NapseflowNapseflow
Droit

Près de 8.000 migrants morts ou portés disparus en 2025

ONU : Migrants et réfugiés · mis à jour 21 avr.

Près de 8.000 migrants et réfugiés sont morts ou portés disparus sur les routes migratoires dans le monde l’an dernier, un chiffre inférieur au record de 9.200 enregistré en 2024, selon un décompte publié mardi 21 avril par une agence des Nations Unies..

Bilan tragique 2025

En 2025, l’Organisation internationale pour les migrations (OIM), une agence de l’ONU basée à Genève, a recensé près de 8 000 migrants morts ou portés disparus sur les routes migratoires à travers le monde. Ce chiffre porte à plus de 82 000 le total des décès ou disparitions depuis 2014. Depuis le début de l’année 2025, l’OIM a déjà enregistré 1 723 personnes dans cette situation. Ces données soulignent l’échec continu des efforts internationaux pour réduire ces tragédies, qualifiées d’évitables par l’agence.
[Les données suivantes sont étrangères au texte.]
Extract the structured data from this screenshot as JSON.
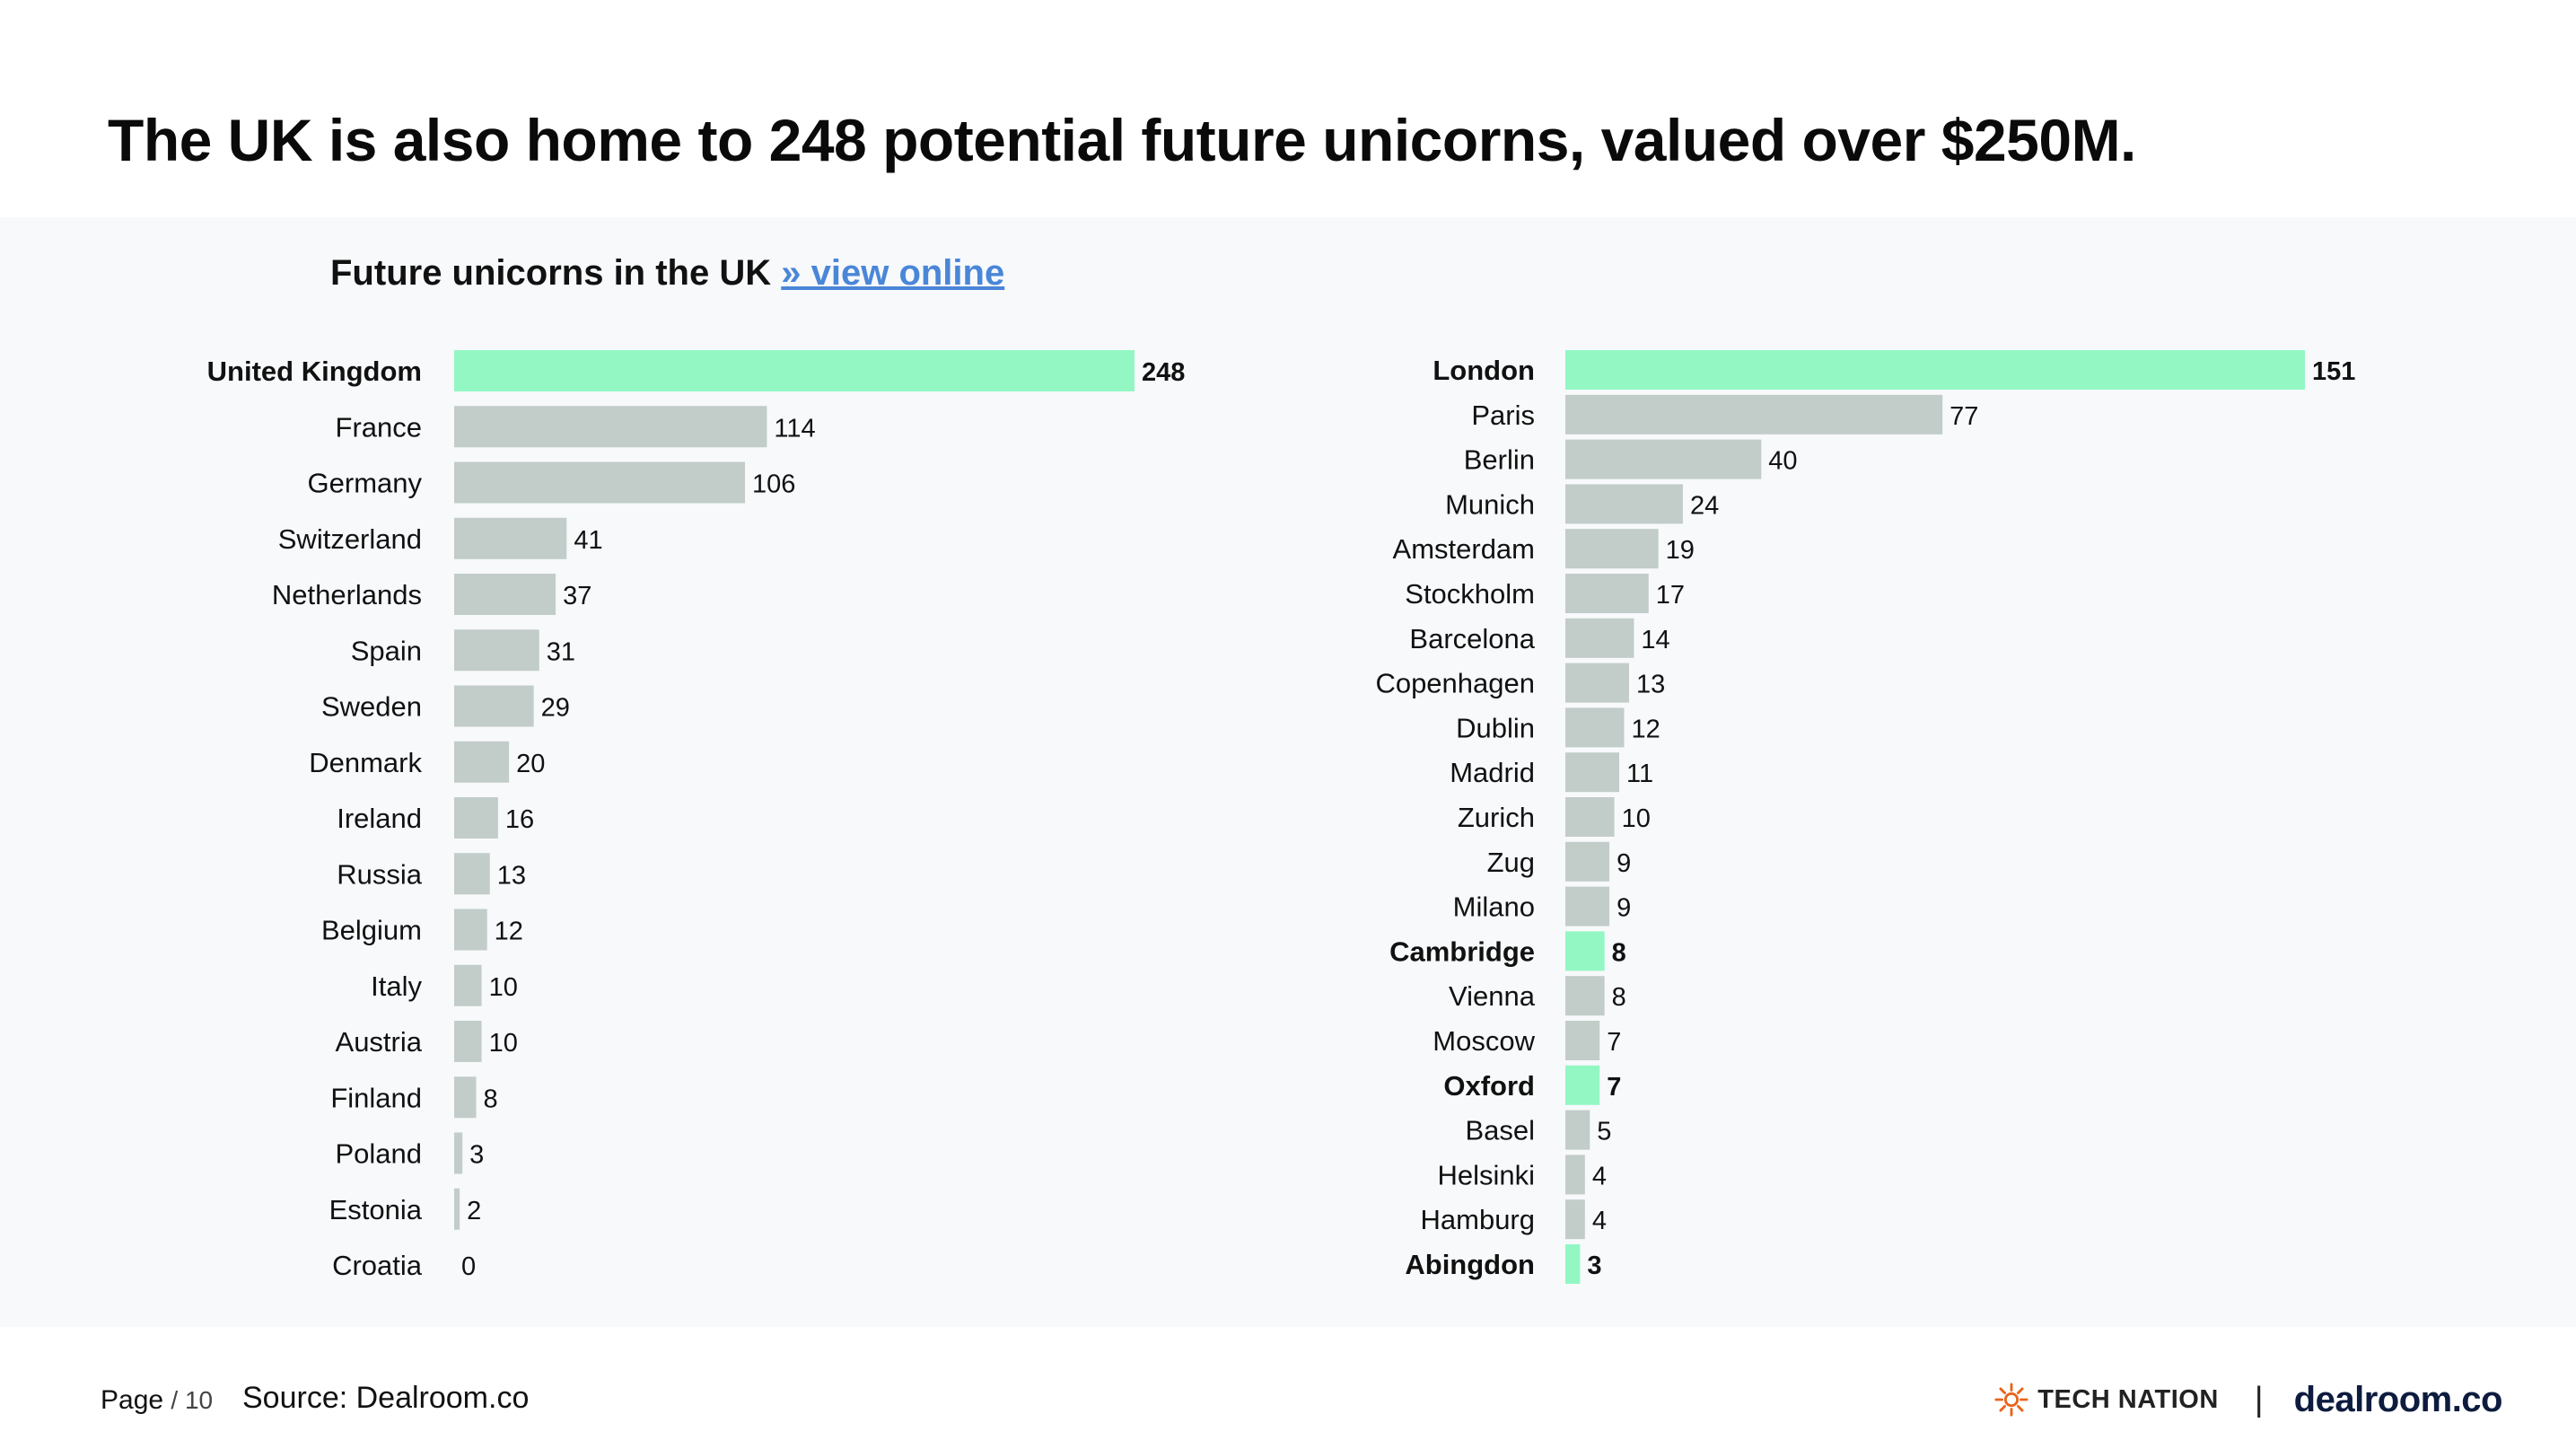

Amy Pope, directrice générale de l’OIM, a rappelé que derrière ces chiffres se cachent des vies humaines et des familles en attente de nouvelles qui pourraient ne jamais arriver. Les routes migratoires, souvent dangereuses, restent des pièges mortels malgré les changements politiques ou climatiques.

Routes en mutation

L’OIM souligne que la baisse des arrivées de migrants dans certaines régions ne signifie pas une réduction de la pression migratoire, mais plutôt une évolution des itinéraires. Les conflits, les pressions climatiques et les changements de politiques migratoires forcent les migrants à emprunter des trajets plus longs, plus risqués et plus dispersés géographiquement. Par exemple, en Europe, les arrivées aux îles Canaries ont fortement diminué après un renforcement de la coopération aux frontières, mais les trajets vers ces îles sont devenus plus dangereux. De même, en Afrique de l’Ouest, les migrants bangladais sont devenus le groupe le plus important sur cette route, tandis que les Syriens, autrefois nombreux, ont vu leurs arrivées diminuer en raison de changements politiques.

Pressions persistantes

Les données de l’OIM révèlent que des milliers de migrants se retrouvent bloqués dans des zones frontalières, avec un accès limité à l’hébergement, aux soins de santé et à la protection. Les retours et les relocalisations ont augmenté, exerçant une pression supplémentaire sur les services locaux et compliquant la réintégration des migrants. Cette situation aggrave les souffrances des familles restées au pays, confrontées à l’attente de nouvelles qui pourraient ne jamais arriver. L’OIM insiste sur le fait que l’évolution des itinéraires ne réduit pas les risques, mais les transforme en défis plus fragmentés et plus dangereux.

Ce que ça pourrait changer

À l’approche du *Forum international sur l’examen des migrations* prévu en mai 2026, l’OIM lance un appel pour un renouvellement des engagements visant à protéger les migrants, prévenir les décès et les disparitions, et mieux soutenir les familles touchées. L’agence onusienne souligne que sauver des vies nécessite une *coopération internationale renforcée* et un investissement dans des réponses fondées sur des données factuelles. Elle met en garde contre une interprétation erronée d’une baisse des mouvements migratoires, qui ne signifie pas automatiquement des voyages plus sûrs. L’OIM rappelle que les restrictions financières imposées aux acteurs humanitaires peuvent fausser les statistiques en réduisant le nombre de décès documentés.